「余計なことを考えず、頭にあるのはヒットを打つことだけ。ただ、打てる球が来たらスイングする。僕のアプローチはキャリアを通じていつも同じで、投手によって変えたりはしないんだ。ただ……もしかしたら変えるべきときもあったのかもしれないけどね(笑)」
9月上旬、今季限りでの引退を発表しているデレク・ジーターに、ある日本人投手の攻略法について訊いたときのこと。そんな答えを返してくれたジーターの爽やかな表情が忘れられない。
相手に安心感を与える笑顔と、軽妙な語り口は相変わらず。しかし、取材を終えた後に思い出したことだが、これまでのジーターは自分自身について話すのを何より嫌う選手だったはずだ。そんな背番号2が、自身の打撃アプローチを語ってくれたのは筆者の取材歴で初めてのこと。チーム重視の姿勢を保ち続けてきたキャプテンにも、最後のシーズンが残り1ヶ月を切り、何らかの変化はあるのかもしれない。
そして残念ながら、9月終盤のヤンキースの見どころはこのジーターの“最後の日々”だけになってしまいそうな予感が濃厚に漂い始めている。
投手陣にケガ人が続出し、打線も誤算ばかりだった2014年は厳しいシーズンとなってきた。9月6日のゲームを終えた時点で、ヤンキースはアメリカンリーグ東地区首位のオリオールズに8.5ゲーム差、ワイルドカード争いでもマリナーズに4.5ゲーム差をつけられている。“常勝”と呼ばれてきたチームにとって、屈辱的な2年連続のプレーオフ逸の危機は現実的なものとなりつつある。

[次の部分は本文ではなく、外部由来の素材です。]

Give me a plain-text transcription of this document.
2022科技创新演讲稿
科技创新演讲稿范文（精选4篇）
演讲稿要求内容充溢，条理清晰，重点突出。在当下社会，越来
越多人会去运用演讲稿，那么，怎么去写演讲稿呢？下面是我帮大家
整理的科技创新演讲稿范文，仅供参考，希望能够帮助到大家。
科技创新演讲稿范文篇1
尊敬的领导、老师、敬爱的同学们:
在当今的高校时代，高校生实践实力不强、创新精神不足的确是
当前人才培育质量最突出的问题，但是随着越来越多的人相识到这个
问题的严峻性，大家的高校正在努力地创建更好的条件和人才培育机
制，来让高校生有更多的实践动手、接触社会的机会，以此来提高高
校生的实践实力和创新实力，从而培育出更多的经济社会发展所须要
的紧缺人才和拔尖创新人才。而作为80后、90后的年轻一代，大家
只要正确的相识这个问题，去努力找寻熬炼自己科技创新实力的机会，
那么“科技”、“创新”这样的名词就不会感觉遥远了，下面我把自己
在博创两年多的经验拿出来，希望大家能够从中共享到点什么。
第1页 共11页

個人的に何より寂しいのが、現在のヤンキースは過去と比べて退屈なチームになってしまったことだ。ジーター、マリアーノ・リベラ、アンディ・ペティート、ホルヘ・ポサダの“コアフォー”が君臨した豊潤な時代は終焉。野手陣はジャコビー・エルスベリー、ブレッド・ガードナー、ブライアン・マッキャンらを中心に、周囲をマーティン・プラド、チェイス・ヘッドリー、スティーブン・ドリューのような仕事人タイプが囲む地味なロースターになった。